Methodology

How predictions are generated and validated

Overview

SgTxGNN uses a dual-method approach combining Knowledge Graph (KG) predictions and Deep Learning (DL) predictions to identify drug repurposing candidates. Predictions validated by both methods (KG+DL) have higher confidence.

Prediction Pipeline

Step 1: Knowledge Graph Prediction (KG)

The Knowledge Graph method uses TxGNN’s biomedical knowledge graph containing:

17,080 biomedical entities (drugs, diseases, genes, proteins)
80,127 drug-disease relationships
Biological pathway connections

KG predictions identify drugs that share biological pathways or targets with diseases.

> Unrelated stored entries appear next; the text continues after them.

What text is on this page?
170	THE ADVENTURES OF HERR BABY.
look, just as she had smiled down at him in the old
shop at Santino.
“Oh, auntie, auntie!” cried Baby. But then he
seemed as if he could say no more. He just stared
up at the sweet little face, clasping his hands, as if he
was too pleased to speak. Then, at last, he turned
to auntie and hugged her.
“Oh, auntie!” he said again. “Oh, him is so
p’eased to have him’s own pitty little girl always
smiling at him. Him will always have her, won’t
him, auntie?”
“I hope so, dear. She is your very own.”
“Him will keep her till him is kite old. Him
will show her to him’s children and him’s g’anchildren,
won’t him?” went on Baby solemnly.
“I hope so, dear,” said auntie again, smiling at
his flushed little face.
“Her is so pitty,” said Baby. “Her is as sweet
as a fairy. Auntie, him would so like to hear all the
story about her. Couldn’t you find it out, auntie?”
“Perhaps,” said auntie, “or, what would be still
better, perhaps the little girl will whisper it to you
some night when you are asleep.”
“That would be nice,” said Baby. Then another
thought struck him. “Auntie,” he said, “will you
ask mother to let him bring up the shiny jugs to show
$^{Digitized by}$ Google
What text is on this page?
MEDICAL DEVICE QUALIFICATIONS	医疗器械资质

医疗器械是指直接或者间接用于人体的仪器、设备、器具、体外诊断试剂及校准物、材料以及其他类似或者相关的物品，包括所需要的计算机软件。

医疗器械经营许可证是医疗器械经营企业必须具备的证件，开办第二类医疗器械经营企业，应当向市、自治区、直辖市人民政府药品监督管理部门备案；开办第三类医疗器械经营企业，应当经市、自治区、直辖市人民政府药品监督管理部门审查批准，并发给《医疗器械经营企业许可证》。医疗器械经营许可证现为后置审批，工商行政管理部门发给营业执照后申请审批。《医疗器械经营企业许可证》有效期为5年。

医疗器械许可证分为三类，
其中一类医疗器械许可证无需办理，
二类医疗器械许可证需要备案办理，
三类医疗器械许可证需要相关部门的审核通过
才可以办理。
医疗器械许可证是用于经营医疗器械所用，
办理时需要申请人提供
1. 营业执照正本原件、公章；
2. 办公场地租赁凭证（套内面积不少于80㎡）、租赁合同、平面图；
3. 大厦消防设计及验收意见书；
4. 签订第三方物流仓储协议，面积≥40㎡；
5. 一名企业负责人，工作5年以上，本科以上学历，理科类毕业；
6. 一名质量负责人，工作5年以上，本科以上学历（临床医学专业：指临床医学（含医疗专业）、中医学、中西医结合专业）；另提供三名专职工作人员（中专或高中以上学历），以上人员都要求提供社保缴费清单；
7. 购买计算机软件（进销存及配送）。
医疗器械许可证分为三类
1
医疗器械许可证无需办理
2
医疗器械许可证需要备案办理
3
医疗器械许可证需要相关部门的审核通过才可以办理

Step 2: Deep Learning Prediction (DL)

The Deep Learning method uses TxGNN’s graph neural network model:

Trained on known drug-disease relationships
Learns complex patterns in the knowledge graph
Outputs confidence scores (0.0-1.0) for each drug-disease pair

Step 3: Dual Validation (KG+DL)

Predictions that appear in both KG and DL results are marked as “KG+DL” with higher confidence:

1,217 dual-validated predictions in SgTxGNN
These predictions have convergent evidence from two independent methods

Evidence Classification

L1-L5 Evidence Levels

Level	Definition	Criteria
L1	Multiple Phase 3 RCTs	≥2 completed Phase 3 trials with positive results
L2	Single RCT or Phase 2	1 RCT or ≥2 Phase 2 trials
L3	Observational Studies	Cohort or case-control studies
L4	Preclinical/Mechanistic	In vitro, animal studies, or mechanistic evidence
L5	Prediction Only	AI prediction without clinical evidence

Evidence Sources

Evidence is collected from:

ClinicalTrials.gov - Clinical trial registry
PubMed - Biomedical literature
DrugBank - Drug mechanism and interaction data
Singapore HSA - Local registration status

Prediction Quality

Confidence Scores

DL predictions include confidence scores:

>0.99: Very high confidence
0.95-0.99: High confidence
0.90-0.95: Moderate confidence
0.50-0.90: Lower confidence (still above threshold)

Filtering Criteria

All predictions meet these minimum criteria:

DL score ≥ 0.50 (above random chance)
Drug is registered with Singapore HSA
Drug has valid DrugBank mapping

Data Processing

Singapore HSA Data

Drug registration data from data.gov.sg
5,485 registered products processed
Active ingredients mapped to DrugBank IDs
745 unique drugs with successful mapping

TxGNN Integration

DrugBank IDs matched to TxGNN knowledge graph
Predictions generated for all mapped drugs
Results filtered by confidence threshold
Final dataset: 31,543 predictions

Limitations

Model Limitations

TxGNN trained on historical data (may miss recent discoveries)
Some drugs/diseases not in knowledge graph
Predictions are computational hypotheses, not clinical evidence

Data Limitations

HSA data may not include all marketed products
Some ingredient mappings may be imprecise
Evidence collection limited to English literature

Interpretation

L5 predictions require clinical validation
High DL scores don’t guarantee clinical efficacy
Always consult healthcare professionals

Reproducibility

Code & Data

Source code: GitHub
TxGNN model: Harvard Dataverse
HSA data: data.gov.sg

Version Information

Component	Version
TxGNN Model	v1.0 (Nature Medicine 2023)
HSA Data	March 2026
SgTxGNN	v1.0.0

Disclaimer
Predictions are computational hypotheses for research purposes only. Clinical validation is required before any therapeutic application.